There isn’t a lot in it though. Whatever Trello’s shortcomings are in terms of its UX are largely combated by the strength of its search function (although with a better UX this wouldn’t strictly be necessary), and its weaknesses only really come to the fore when it’s asked to deal with large scale projects across multiple teams.

Winner: Asana (just)



One key area where Trello outperforms Asana is cost – it is noticeably cheaper. Whilst subscription charges should not be top of the list when selecting a project or task management application, it’s nevertheless an important consideration for many businesses who need to make sure that they’re not overdoing it in terms of the functionality that they actually need from such a piece of software.

Trello has a free subscription plan which is perfect for small and micro-projects but may prove unsuitable for large scale operations. Trello’s kanban style (Japanese for ‘notice board’) system is packaged with the free plan, with more specialised modules becoming available with the various paid plans.

Trello manages these upgrades by awarding ‘Power-Ups’, which users activate to considerably extend Trello’s functionality. These power-ups deal with everything from data analytics to sales, UX features and lots more. The basic subscription only includes one power-up, so use it sparingly!

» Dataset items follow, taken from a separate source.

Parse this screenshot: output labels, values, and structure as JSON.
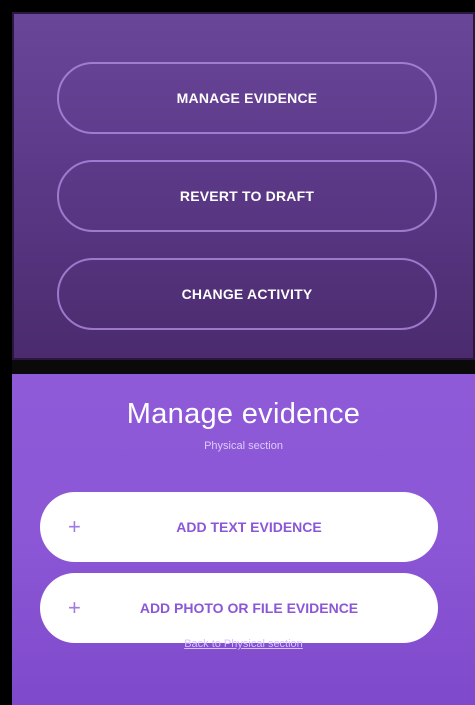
{
  "top_panel": {
    "buttons": [
      {
        "label": "MANAGE EVIDENCE"
      },
      {
        "label": "REVERT TO DRAFT"
      },
      {
        "label": "CHANGE ACTIVITY"
      }
    ]
  },
  "bottom_panel": {
    "title": "Manage evidence",
    "subtitle": "Physical section",
    "actions": [
      {
        "icon": "plus-icon",
        "label": "ADD TEXT EVIDENCE"
      },
      {
        "icon": "plus-icon",
        "label": "ADD PHOTO OR FILE EVIDENCE"
      }
    ],
    "back_link": "Back to Physical section"
  },
  "colors": {
    "top_panel_bg": "#5e3b8b",
    "bottom_panel_bg": "#8b57d6",
    "accent_text": "#8b57d6",
    "white": "#ffffff"
  }
}
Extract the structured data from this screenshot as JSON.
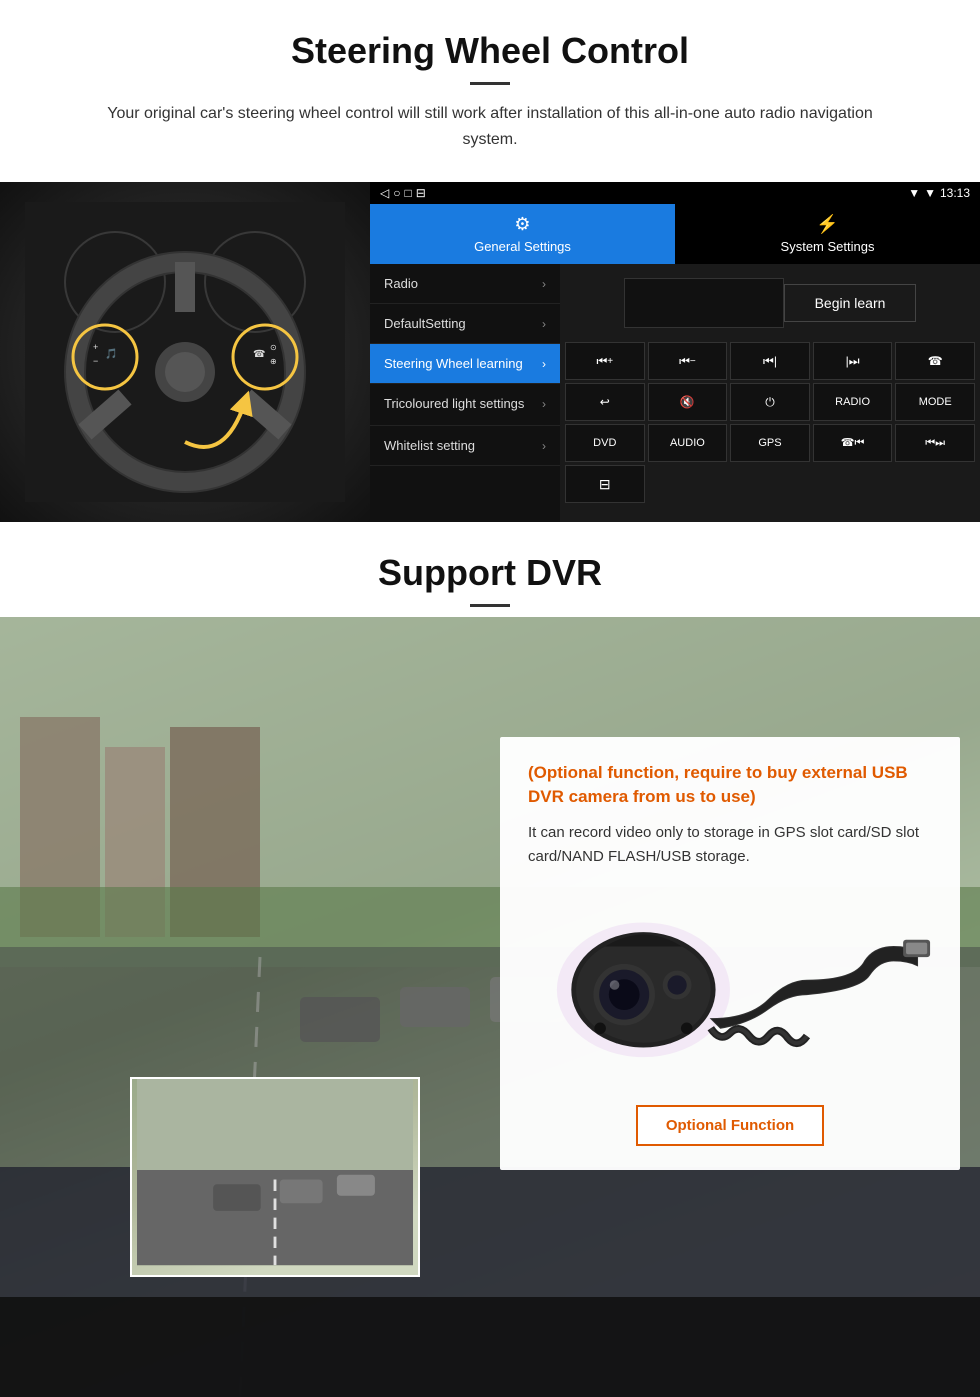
{
  "page": {
    "section1": {
      "title": "Steering Wheel Control",
      "description": "Your original car's steering wheel control will still work after installation of this all-in-one auto radio navigation system.",
      "divider": "—",
      "statusbar": {
        "time": "13:13",
        "signal": "▼",
        "wifi": "▼"
      },
      "tabs": [
        {
          "label": "General Settings",
          "icon": "⚙",
          "active": true
        },
        {
          "label": "System Settings",
          "icon": "⚡",
          "active": false
        }
      ],
      "menu": [
        {
          "label": "Radio",
          "active": false
        },
        {
          "label": "DefaultSetting",
          "active": false
        },
        {
          "label": "Steering Wheel learning",
          "active": true
        },
        {
          "label": "Tricoloured light settings",
          "active": false
        },
        {
          "label": "Whitelist setting",
          "active": false
        }
      ],
      "beginLearn": "Begin learn",
      "controls": [
        "⏮+",
        "⏮−",
        "⏮|",
        "⏭|",
        "☎",
        "↩",
        "🔇",
        "⏻",
        "RADIO",
        "MODE",
        "DVD",
        "AUDIO",
        "GPS",
        "☎|⏮",
        "⏮⏭"
      ]
    },
    "section2": {
      "title": "Support DVR",
      "divider": "—",
      "optionalTitle": "(Optional function, require to buy external USB DVR camera from us to use)",
      "description": "It can record video only to storage in GPS slot card/SD slot card/NAND FLASH/USB storage.",
      "optionalButton": "Optional Function"
    }
  }
}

Activating power-ups also has ancillary benefits, one of which is the ability to upgrade file sizes and attachments from 10MB to 250MB. Whilst a 10MB file size limit might seem like a large concession, it rarely hampers a company’s ability to complete a project unless it’s a large, complex task.

One major downside of the free plan is the inability to control granular user permissions, such as restricting read/write access to certain areas of a project. These may seem like fairly innocuous features, but for projects featuring work in the public, financial, healthcare and security sectors it’s often an essential part of a tender.

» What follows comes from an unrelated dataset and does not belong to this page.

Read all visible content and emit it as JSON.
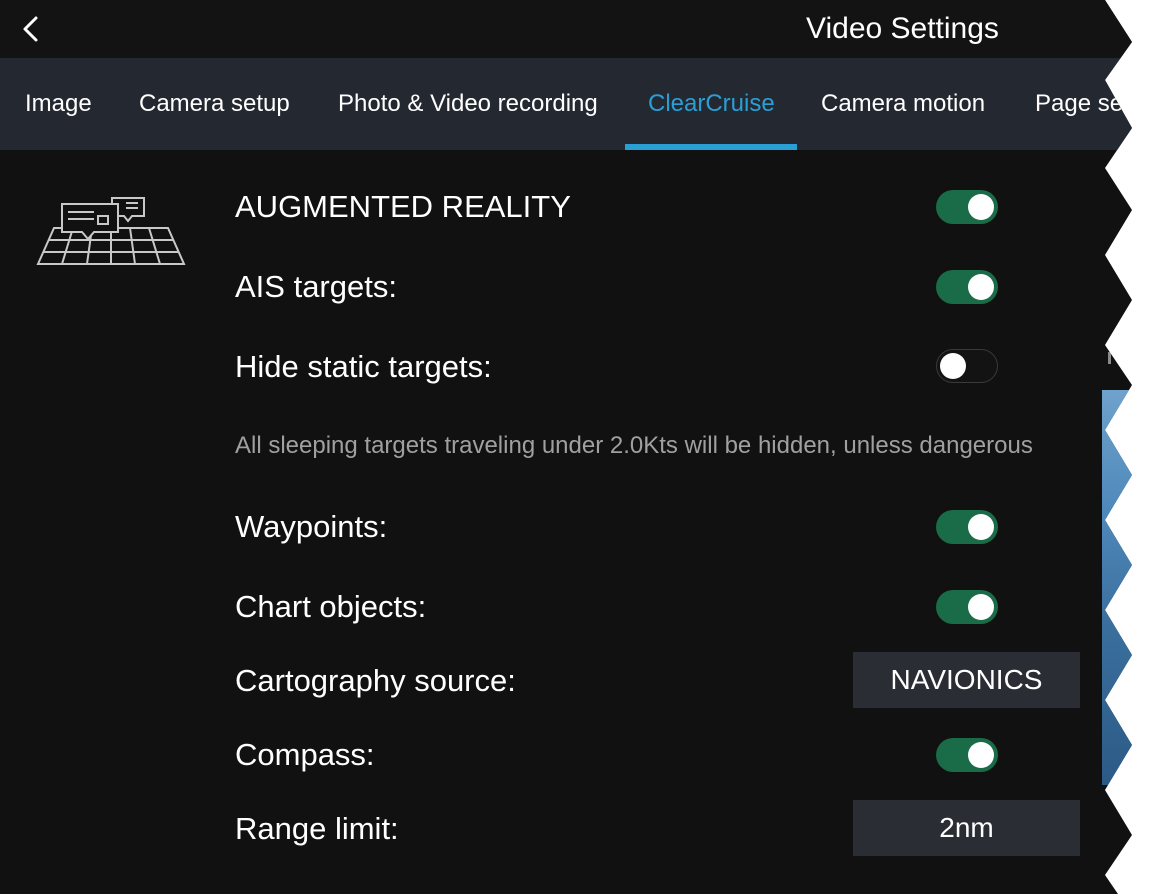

Where Trello has admirable functionality out of the box, Asana, on the other hand, limits the use of most of its useful features to its premium subscription plan, and it’s not exactly cheap. Pricing begins at $13.49 a month. This puts Asana above almost all other project management applications out there.

Asana’s free plan is generous for teams of up to 15 members. However, it doesn’t come with the timeline view. Also, while the free plan comes with unlimited projects, there’s a limit to the number of tasks you can create.

Asana’s marquee team management features such as the aforementioned workload management and linear milestone management all cost money. For these two features, the price increases to $30.49 per month. Also, priority technical support and many of Asana’s data export features are only available in the enterprise plan – a hidden price that is negotiated directly with Asana’s sales team (an unpopular facet of the software on online project management forums).

Winner: Trello

Which Is Best For You, Trello Or Asana?

In the Trello vs. Asana debate, it’s impossible to offer a judgement on whether a business should choose one application over another, without knowing the specifics of how a business operates and how large their projects are.

Trello is the demonstrably better option for micro and/or small businesses for up to approximately 5 employees. The basic plan generally offers most end-to-end features that these organisations require to deliver projects on time and on budget. Its minimalist appearance is designed to offer users a simplistic approach to project management that does away with unnecessary features and relies on intuitive drag-and-drop functionality to build familiarity with its UX and speed up tasks.

Asana, on the other hand, comes into its own when the need for multi-team or multi-site working arises, at the expense of cost and the time it takes to become fully conversant with all its features. The enterprise subscription package is the most comprehensive hosted task/project management application available in the world, and it’s hard to see why large organisations would choose anything else when tackling marquee projects.

In terms of overall functionality, Asana comes out as a comfortable winner, but choosing a business tool isn’t about the blanket number of features it can offer. It’s often a fine balance between affordability and functionality.